We’re a free country? Not if all the unelected bureaucrats can help it

Nov 06, 2017
Australia. Ayers Rock. cloudy sunset on the the Uluru sacred mountain. (Photo by: Masci Giuseppe/AGF/UIG via Getty Images)

Aren’t we all fortunate to be living in a free country, a country where you can say, (pretty well), anything you like; a country where everyone is, (more or less), equal; a country where our leaders are democratically elected and responsible to us all for their actions, and a country that indulges in free trade with the rest of the world, to our advantage, (we hope).

We don’t suffer from a tyrannical leader, who can make any decisions he or she likes without any thought regarding benefit to us. Our food is of very high quality, fresh, and produced for the main part right here in Australia. Virtually every home has at least one car parked outside, a large-screen TV inside and all services on tap, (unless you decide to live in outback communities, too far from the sources for them to be available to you. But you decide to live there because of your own wishes and decisions, not because some tyrant sent you there!).

Apparently, we have more mobile phones in this country than there are people, which seems strange but is a fact, and of course we have an excellent police force to protect us and make sure we are safe.

It all sounds fantastic doesn’t it? Almost too good, some would say.
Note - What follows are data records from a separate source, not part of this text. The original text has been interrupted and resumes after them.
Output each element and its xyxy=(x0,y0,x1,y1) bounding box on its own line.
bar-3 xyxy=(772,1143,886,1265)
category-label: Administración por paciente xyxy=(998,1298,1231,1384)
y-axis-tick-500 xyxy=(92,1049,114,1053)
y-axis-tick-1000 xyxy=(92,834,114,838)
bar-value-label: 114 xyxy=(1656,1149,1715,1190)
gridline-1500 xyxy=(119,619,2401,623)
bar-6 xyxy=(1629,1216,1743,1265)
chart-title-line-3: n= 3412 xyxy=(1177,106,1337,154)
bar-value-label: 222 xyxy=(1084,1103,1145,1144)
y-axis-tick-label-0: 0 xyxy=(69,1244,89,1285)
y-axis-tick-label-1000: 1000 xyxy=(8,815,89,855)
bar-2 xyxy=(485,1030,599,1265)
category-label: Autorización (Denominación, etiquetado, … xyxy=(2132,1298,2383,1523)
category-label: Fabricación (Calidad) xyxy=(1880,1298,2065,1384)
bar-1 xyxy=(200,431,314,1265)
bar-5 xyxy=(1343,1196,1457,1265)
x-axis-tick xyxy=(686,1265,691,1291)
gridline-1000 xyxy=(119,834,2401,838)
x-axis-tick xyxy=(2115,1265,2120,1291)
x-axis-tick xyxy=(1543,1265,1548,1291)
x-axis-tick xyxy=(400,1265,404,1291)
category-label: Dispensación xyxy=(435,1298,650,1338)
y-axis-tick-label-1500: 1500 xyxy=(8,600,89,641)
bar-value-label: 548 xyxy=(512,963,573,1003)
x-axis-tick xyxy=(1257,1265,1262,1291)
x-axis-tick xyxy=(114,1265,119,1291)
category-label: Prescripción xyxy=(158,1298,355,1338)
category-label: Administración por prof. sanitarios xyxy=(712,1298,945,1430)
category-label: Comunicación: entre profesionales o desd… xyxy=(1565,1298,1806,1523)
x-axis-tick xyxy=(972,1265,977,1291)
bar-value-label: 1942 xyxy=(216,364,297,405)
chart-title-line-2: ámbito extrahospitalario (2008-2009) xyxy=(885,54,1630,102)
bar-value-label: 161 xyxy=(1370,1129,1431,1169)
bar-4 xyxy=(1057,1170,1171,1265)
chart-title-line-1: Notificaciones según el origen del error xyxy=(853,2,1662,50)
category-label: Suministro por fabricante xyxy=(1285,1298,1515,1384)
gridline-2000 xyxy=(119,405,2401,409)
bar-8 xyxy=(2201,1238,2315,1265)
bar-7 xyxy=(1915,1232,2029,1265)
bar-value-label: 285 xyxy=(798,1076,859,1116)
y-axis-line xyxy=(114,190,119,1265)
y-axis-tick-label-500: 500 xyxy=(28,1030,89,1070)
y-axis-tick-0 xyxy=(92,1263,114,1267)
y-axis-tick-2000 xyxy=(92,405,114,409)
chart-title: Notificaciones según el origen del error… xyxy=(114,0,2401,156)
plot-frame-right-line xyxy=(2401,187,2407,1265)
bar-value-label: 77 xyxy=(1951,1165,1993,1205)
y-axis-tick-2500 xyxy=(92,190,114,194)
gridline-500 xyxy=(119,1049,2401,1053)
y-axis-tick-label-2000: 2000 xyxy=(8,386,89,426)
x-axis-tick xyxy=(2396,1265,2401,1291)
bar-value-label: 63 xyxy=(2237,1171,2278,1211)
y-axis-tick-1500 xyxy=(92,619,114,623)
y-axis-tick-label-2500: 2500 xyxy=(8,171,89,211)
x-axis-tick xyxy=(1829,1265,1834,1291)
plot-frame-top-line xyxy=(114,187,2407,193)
The phrase ‘Nanny State’ springs to mind, because we are so protected, even when we don’t want or need to be, but I guess its better that way than the alternative!

One thing worries me a little, though – that word, ‘freedom’. Are we really as free as we think we are, or is it all an illusion, with things not being quite as they appear?

We tend to forget, or rather we are discouraged from remembering, that there is a vast army of ‘gurus’ behind our government, men and women about whom we know little or nothing, the real people who set the policies for Australia. They are not elected, once in their jobs they are there for life, hidden from view, but pulling the strings of power; they are known collectively as ‘senior civil servants’, though the words ‘civil servant’ are somewhat oxymoronic. They may be civil, but they are far from being servants, a word in this context more suited to the politicians who are the public face of most of the rules and regulations handed down to us, but maybe not the creators.

The senior civil servants may be the most powerful, (without us being aware), but there are all sorts of other organisations whose main reason for existing is to have a degree of control over us, though they may try to make us think otherwise! There is the church, the unions, the major companies, the police, the military and the education system, just for starters.

You only have to look at what the military has done in some other countries, less fortunate than us, to see what can be done by any group which is organised and disciplined. And this, of course, brings us to the main reason why it is so easy for them to do whatever they want to do — we the public are not organised or disciplined, we are a rag-bag of individuals, just wanting to get on with our own private little lives, while the power groups want to control us, to their advantage.

“To their advantage”! That perhaps is the one weak link which might save us all — we can’t get ourselves organised, but they too have a major problem of their own. It is just as difficult for them to agree amongst themselves which is the right path to take at an organisational level, as it is for we individuals, so they perhaps spend more time squabbling amongst themselves than they do in organising us.

I suppose that is the silver lining we must all look and hope for, though at the end of the day I fear none of us will ever enjoy true freedom. The powers-that-be have even given it a bad name, to discourage us — they call it ‘anarchy’, and perhaps they are right, who is to say?

Do you think we are ‘as free as we think’? What do you have to say on this topic?